Mostrando a cara
O GLOBO - 06/02/10
Com os dados da inflação de janeiro na mão, o Banco Central provavelmente teria elevado ainda mais o tom sobre os riscos da volta do dragão. Os índices de janeiro divulgados ontem pelo IBGE e FGV ficaram acima das expectativas do mercado. E não foram apenas fatores sazonais ou pontuais que puxaram as taxas. A euforia da retomada do crescimento começa a influenciar os preços
O aumento da inflação no mês passado foi puxado principalmente por três grupos: transportes, alimentação e despesas pessoais.
A alta dos transportes já era esperada. Decorre dos reajustes nas tarifas de ônibus urbanos municipais e intermunicipais; 17,4% em São Paulo. E do aumento dos combustíveis: a disparada dos preços do álcool, que subiram 11% em um só mês, puxou para cima o preço da gasolina.
A alta do açúcar no mercado internacional reduziu a oferta desse produto e do álcool no mercado interno, pressionando os preços para cima.
A economista Irene Machado, do IBGE, destaca o aumento dos alimentos no resultado da inflação de janeiro.
Em dezembro, o grupo alimentos e bebidas tivera alta de 0,24%, enquanto no mês passado subiu 1,13%.
— As chuvas fortes que atingiram o país ao longo do mês de janeiro prejudicaram a colheita de muitas plantações, principalmente no Sul — explica.
A redução de investimentos na pecuária afetou a produção de carne. E o setor estaria com dificuldades para atender a demanda interna e externa. O preço do produto subiu 1,67% em janeiro.
As despesas pessoais saltaram de 0,46% em dezembro para 0,78% em janeiro. Nesse grupo, estão incluídos gastos com recreação, empregados domésticos — decorrente do reajuste do salário mínimo — e outros serviços como cabeleireiro e manicure.
É no aumento dos serviços que os analistas identificaram os sinais de que a euforia com a expectativa de retomada forte do crescimento já começa a estimular um movimento de elevação das margens de lucro para recuperar perdas do ano passado.
— Como a renda foi pouco afetada pela crise, a demanda por serviços também pode estar aumentando nesse contexto de expectativa de crescimento forte para 2010 — explica Irene.
O economista Elson Telles, da Concórdia, também foi surpreendido pelos resultados da inflação de janeiro.
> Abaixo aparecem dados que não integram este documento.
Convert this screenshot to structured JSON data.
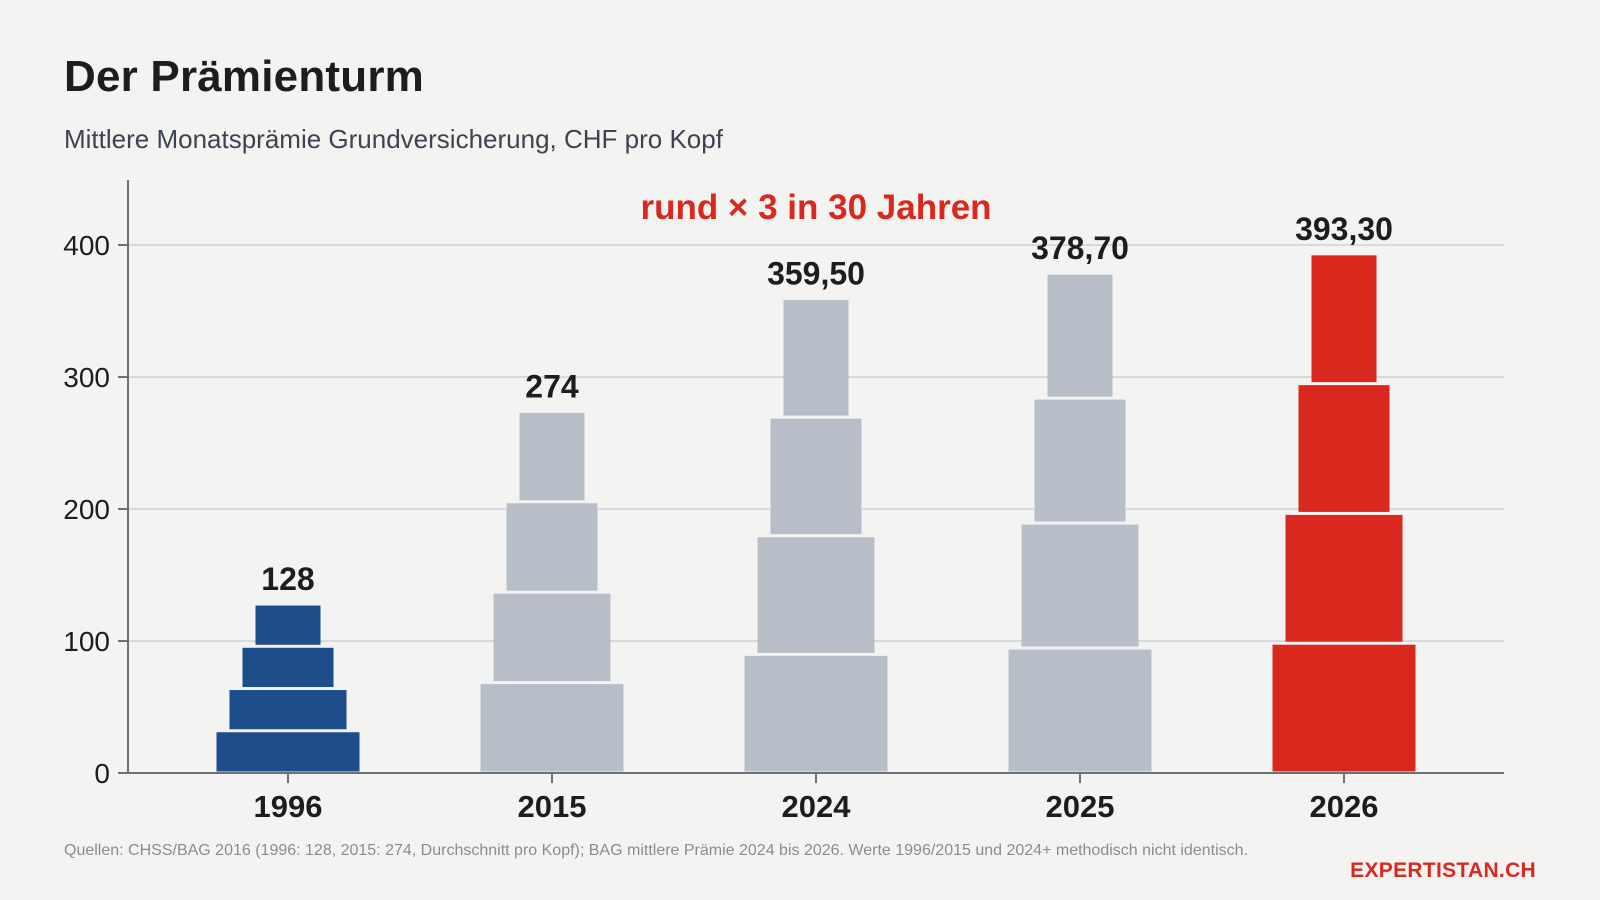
{
  "title": "Der Prämienturm",
  "subtitle": "Mittlere Monatsprämie Grundversicherung, CHF pro Kopf",
  "annotation": "rund × 3 in 30 Jahren",
  "source": "Quellen: CHSS/BAG 2016 (1996: 128, 2015: 274, Durchschnitt pro Kopf); BAG mittlere Prämie 2024 bis 2026. Werte 1996/2015 und 2024+ methodisch nicht identisch.",
  "brand": "EXPERTISTAN.CH",
  "colors": {
    "highlight_start": "#1e4d8c",
    "neutral": "#b8bec8",
    "highlight_end": "#d9291e",
    "grid": "#d7d9dd",
    "axis": "#6e7079"
  },
  "chart_data": {
    "type": "bar",
    "style": "stacked-tower-4-blocks",
    "categories": [
      "1996",
      "2015",
      "2024",
      "2025",
      "2026"
    ],
    "values": [
      128,
      274,
      359.5,
      378.7,
      393.3
    ],
    "value_labels": [
      "128",
      "274",
      "359,50",
      "378,70",
      "393,30"
    ],
    "bar_colors": [
      "highlight_start",
      "neutral",
      "neutral",
      "neutral",
      "highlight_end"
    ],
    "ylim": [
      0,
      450
    ],
    "yticks": [
      0,
      100,
      200,
      300,
      400
    ],
    "ytick_labels": [
      "0",
      "100",
      "200",
      "300",
      "400"
    ],
    "grid": true,
    "xlabel": "",
    "ylabel": ""
  }
}
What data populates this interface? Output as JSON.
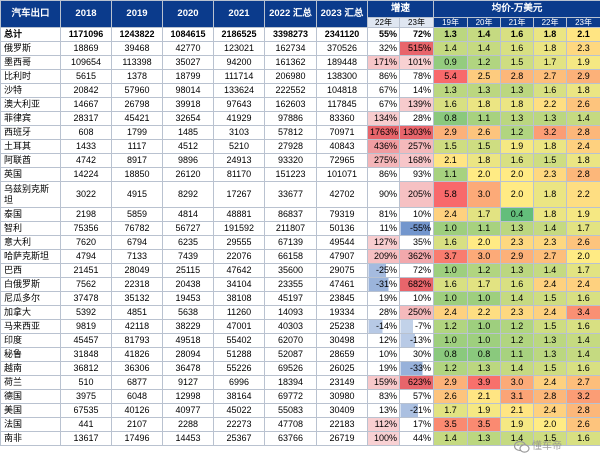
{
  "table": {
    "headers": {
      "country": "汽车出口",
      "y2018": "2018",
      "y2019": "2019",
      "y2020": "2020",
      "y2021": "2021",
      "ytd2022": "2022 汇总",
      "ytd2023": "2023 汇总",
      "growth": "增速",
      "avg_price": "均价-万美元"
    },
    "growth_subheaders": [
      "22年",
      "23年"
    ],
    "price_subheaders": [
      "19年",
      "20年",
      "21年",
      "22年",
      "23年"
    ],
    "rows": [
      {
        "country": "总计",
        "values": [
          "1171096",
          "1243822",
          "1084615",
          "2186525",
          "3398273",
          "2341120"
        ],
        "growth": [
          "55%",
          "72%"
        ],
        "price": [
          "1.3",
          "1.4",
          "1.6",
          "1.8",
          "2.1"
        ]
      },
      {
        "country": "俄罗斯",
        "values": [
          "18869",
          "39468",
          "42770",
          "123021",
          "162734",
          "370526"
        ],
        "growth": [
          "32%",
          "515%"
        ],
        "price": [
          "1.4",
          "1.4",
          "1.6",
          "1.8",
          "2.3"
        ]
      },
      {
        "country": "墨西哥",
        "values": [
          "109654",
          "113398",
          "35027",
          "94200",
          "161362",
          "189448"
        ],
        "growth": [
          "171%",
          "101%"
        ],
        "price": [
          "0.9",
          "1.2",
          "1.5",
          "1.7",
          "1.9"
        ]
      },
      {
        "country": "比利时",
        "values": [
          "5615",
          "1378",
          "18799",
          "111714",
          "206980",
          "138300"
        ],
        "growth": [
          "86%",
          "78%"
        ],
        "price": [
          "5.4",
          "2.5",
          "2.8",
          "2.7",
          "2.9"
        ]
      },
      {
        "country": "沙特",
        "values": [
          "20842",
          "57960",
          "98014",
          "133624",
          "222552",
          "104818"
        ],
        "growth": [
          "67%",
          "14%"
        ],
        "price": [
          "1.3",
          "1.3",
          "1.3",
          "1.6",
          "1.8"
        ]
      },
      {
        "country": "澳大利亚",
        "values": [
          "14667",
          "26798",
          "39918",
          "97643",
          "162603",
          "117845"
        ],
        "growth": [
          "67%",
          "139%"
        ],
        "price": [
          "1.6",
          "1.8",
          "1.8",
          "2.2",
          "2.6"
        ]
      },
      {
        "country": "菲律宾",
        "values": [
          "28317",
          "45421",
          "32654",
          "41929",
          "97886",
          "83360"
        ],
        "growth": [
          "134%",
          "28%"
        ],
        "price": [
          "0.8",
          "1.1",
          "1.3",
          "1.3",
          "1.4"
        ]
      },
      {
        "country": "西班牙",
        "values": [
          "608",
          "1799",
          "1485",
          "3103",
          "57812",
          "70971"
        ],
        "growth": [
          "1763%",
          "1303%"
        ],
        "price": [
          "2.9",
          "2.6",
          "1.2",
          "3.2",
          "2.8"
        ]
      },
      {
        "country": "土耳其",
        "values": [
          "1433",
          "1117",
          "4512",
          "5210",
          "27928",
          "40843"
        ],
        "growth": [
          "436%",
          "257%"
        ],
        "price": [
          "1.5",
          "1.5",
          "1.9",
          "1.8",
          "2.4"
        ]
      },
      {
        "country": "阿联酋",
        "values": [
          "4742",
          "8917",
          "9896",
          "24913",
          "93320",
          "72965"
        ],
        "growth": [
          "275%",
          "168%"
        ],
        "price": [
          "2.1",
          "1.8",
          "1.6",
          "1.5",
          "1.8"
        ]
      },
      {
        "country": "英国",
        "values": [
          "14224",
          "18850",
          "26120",
          "81170",
          "151223",
          "101071"
        ],
        "growth": [
          "86%",
          "93%"
        ],
        "price": [
          "1.1",
          "2.0",
          "2.0",
          "2.3",
          "2.8"
        ]
      },
      {
        "country": "乌兹别克斯坦",
        "values": [
          "3022",
          "4915",
          "8292",
          "17267",
          "33677",
          "42702"
        ],
        "growth": [
          "90%",
          "205%"
        ],
        "price": [
          "5.8",
          "3.0",
          "2.0",
          "1.8",
          "2.2"
        ],
        "tall": true
      },
      {
        "country": "泰国",
        "values": [
          "2198",
          "5859",
          "4814",
          "48881",
          "86837",
          "79319"
        ],
        "growth": [
          "81%",
          "10%"
        ],
        "price": [
          "2.4",
          "1.7",
          "0.4",
          "1.8",
          "1.9"
        ]
      },
      {
        "country": "智利",
        "values": [
          "75356",
          "76782",
          "56727",
          "191592",
          "211807",
          "50136"
        ],
        "growth": [
          "11%",
          "-55%"
        ],
        "price": [
          "1.0",
          "1.1",
          "1.3",
          "1.4",
          "1.7"
        ]
      },
      {
        "country": "意大利",
        "values": [
          "7620",
          "6794",
          "6235",
          "29555",
          "67139",
          "49544"
        ],
        "growth": [
          "127%",
          "35%"
        ],
        "price": [
          "1.6",
          "2.0",
          "2.3",
          "2.3",
          "2.6"
        ]
      },
      {
        "country": "哈萨克斯坦",
        "values": [
          "4794",
          "7133",
          "7439",
          "22076",
          "66158",
          "47907"
        ],
        "growth": [
          "209%",
          "362%"
        ],
        "price": [
          "3.7",
          "3.0",
          "2.9",
          "2.7",
          "2.0"
        ]
      },
      {
        "country": "巴西",
        "values": [
          "21451",
          "28049",
          "25115",
          "47642",
          "35600",
          "29075"
        ],
        "growth": [
          "-25%",
          "72%"
        ],
        "price": [
          "1.0",
          "1.2",
          "1.3",
          "1.4",
          "1.7"
        ]
      },
      {
        "country": "白俄罗斯",
        "values": [
          "7562",
          "22318",
          "20438",
          "34104",
          "23355",
          "47461"
        ],
        "growth": [
          "-31%",
          "682%"
        ],
        "price": [
          "1.6",
          "1.7",
          "1.6",
          "2.4",
          "2.4"
        ]
      },
      {
        "country": "尼瓜多尔",
        "values": [
          "37478",
          "35132",
          "19453",
          "38108",
          "45197",
          "23845"
        ],
        "growth": [
          "19%",
          "10%"
        ],
        "price": [
          "1.0",
          "1.0",
          "1.4",
          "1.5",
          "1.6"
        ]
      },
      {
        "country": "加拿大",
        "values": [
          "5392",
          "4851",
          "5638",
          "11260",
          "14093",
          "19334"
        ],
        "growth": [
          "28%",
          "250%"
        ],
        "price": [
          "2.4",
          "2.2",
          "2.3",
          "2.4",
          "3.4"
        ]
      },
      {
        "country": "马来西亚",
        "values": [
          "9819",
          "42118",
          "38229",
          "47001",
          "40303",
          "25238"
        ],
        "growth": [
          "-14%",
          "-7%"
        ],
        "price": [
          "1.2",
          "1.0",
          "1.2",
          "1.5",
          "1.6"
        ]
      },
      {
        "country": "印度",
        "values": [
          "45457",
          "81793",
          "49518",
          "55402",
          "62070",
          "30498"
        ],
        "growth": [
          "12%",
          "-13%"
        ],
        "price": [
          "1.0",
          "1.0",
          "1.2",
          "1.3",
          "1.4"
        ]
      },
      {
        "country": "秘鲁",
        "values": [
          "31848",
          "41826",
          "28094",
          "51288",
          "52087",
          "28659"
        ],
        "growth": [
          "10%",
          "30%"
        ],
        "price": [
          "0.8",
          "0.8",
          "1.1",
          "1.3",
          "1.4"
        ]
      },
      {
        "country": "越南",
        "values": [
          "36812",
          "36306",
          "36478",
          "55226",
          "69526",
          "26025"
        ],
        "growth": [
          "19%",
          "-33%"
        ],
        "price": [
          "1.2",
          "1.3",
          "1.4",
          "1.5",
          "1.6"
        ]
      },
      {
        "country": "荷兰",
        "values": [
          "510",
          "6877",
          "9127",
          "6996",
          "18394",
          "23149"
        ],
        "growth": [
          "159%",
          "623%"
        ],
        "price": [
          "2.9",
          "3.9",
          "3.0",
          "2.4",
          "2.7"
        ]
      },
      {
        "country": "德国",
        "values": [
          "3975",
          "6048",
          "12998",
          "38164",
          "69772",
          "30980"
        ],
        "growth": [
          "83%",
          "57%"
        ],
        "price": [
          "2.6",
          "2.1",
          "3.1",
          "2.8",
          "3.2"
        ]
      },
      {
        "country": "美国",
        "values": [
          "67535",
          "40126",
          "40977",
          "45022",
          "55083",
          "30409"
        ],
        "growth": [
          "13%",
          "-21%"
        ],
        "price": [
          "1.7",
          "1.9",
          "2.1",
          "2.4",
          "2.8"
        ]
      },
      {
        "country": "法国",
        "values": [
          "441",
          "2107",
          "2288",
          "22273",
          "47708",
          "22183"
        ],
        "growth": [
          "112%",
          "17%"
        ],
        "price": [
          "3.5",
          "3.5",
          "1.9",
          "2.0",
          "2.6"
        ]
      },
      {
        "country": "南非",
        "values": [
          "13617",
          "17496",
          "14453",
          "25367",
          "63766",
          "26719"
        ],
        "growth": [
          "100%",
          "44%"
        ],
        "price": [
          "1.4",
          "1.3",
          "1.4",
          "1.5",
          "1.6"
        ]
      }
    ]
  },
  "watermark": {
    "text": "懂车帝",
    "icon": "wechat-icon"
  },
  "colors": {
    "header_bg": "#0b3b8c",
    "header_text": "#ffffff",
    "grid_line": "#b9c2d0",
    "growth_red": "#e8656b",
    "growth_pink": "#f9cccd",
    "growth_blue": "#7396cd",
    "scale_low": "#63be7b",
    "scale_mid": "#ffeb84",
    "scale_high": "#f8696b"
  }
}
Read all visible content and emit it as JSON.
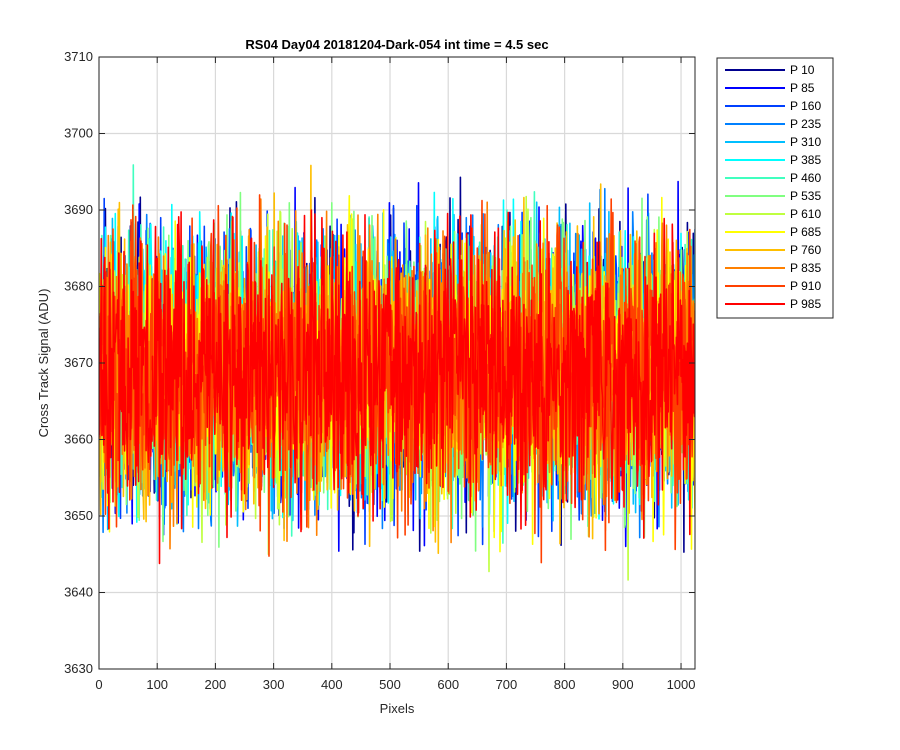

Ele esperava um IPCA de 0,70%, já acima da aposta do mercado (0,63%) e veio 0,75%. E o IGP-DI ficou ainda mais distante de sua projeção. O índice fechou em 1%, contra 0,75% esperado. Especialista em inflação, Telles confirma: — Ainda é cedo para fazer afirmações categóricas, mas tem algo mais influenciando as taxas que meramente fatores pontuais ou sazonais.
Sua análise também indica que os aumentos nos preços dos serviços decorrem de um movimento para de recuperação das margens de lucro.
— Esses preços estão muito atrelados ao aquecimento da economia e em janeiro os aumentos vieram muito fortes — destaca
Aço de sobra
O aço não será motivo de pressão inflacionária. Este foi o recado passado pelas lideranças do setor siderúrgico na conversa com o presidente Lula, quinta-feira. De acordo com o vice-presidente do Instituto Aço Brasil (IABr), Marco Polo de Mello Lopes, em 2010, a demanda interna vai consumir pouco mais de 50% da capacidade de produção, estimada em 48,5 milhões de toneladas: — Fizemos um balanço de 2009 e mostramos que este ano ainda teremos uma sobra de aço de cerca de 25 milhões de toneladas. Mesmo que a economia cresça fortemente, não haverá pressão de demanda sobre os preços.
A capacidade de produção deve subir para 77 milhões de toneladas em 2016, estima Marco Polo. Na reunião com o presidente, o pessoal do IABr também garantiu que não faltará aço nacional para a execução dos investimentos da Copa do Mundo, présal e Olimpíadas, que devem consumir 8 milhões de toneladas do produto.
Nem o básico
Dados da Abcon mostram que mais da metade dos estados brasileiros tratam menos de 20% do esgoto despejado. Somente o Distrito Federal consegue índice superior a 80%, enquanto em São Paulo o percentual cai para pouco mais de 40%. No caso da coleta, os números também são ruins: 11 estados coletam menos de 20% do esgoto. DF e SP conseguem índices de 80%, enquanto Minas, entre 60% e 80%. Para o presidente da Abcon, Yves Besse, que apresentou os dados em reunião na CNI esta semana, a qualidade do saneamento está ligada à gestão e não ao nível de renda da população. A prova seria a situação de Santa Catarina e Rio Grande do Sul, que estão entre os 15 estados que tratam menos de 20% do esgoto.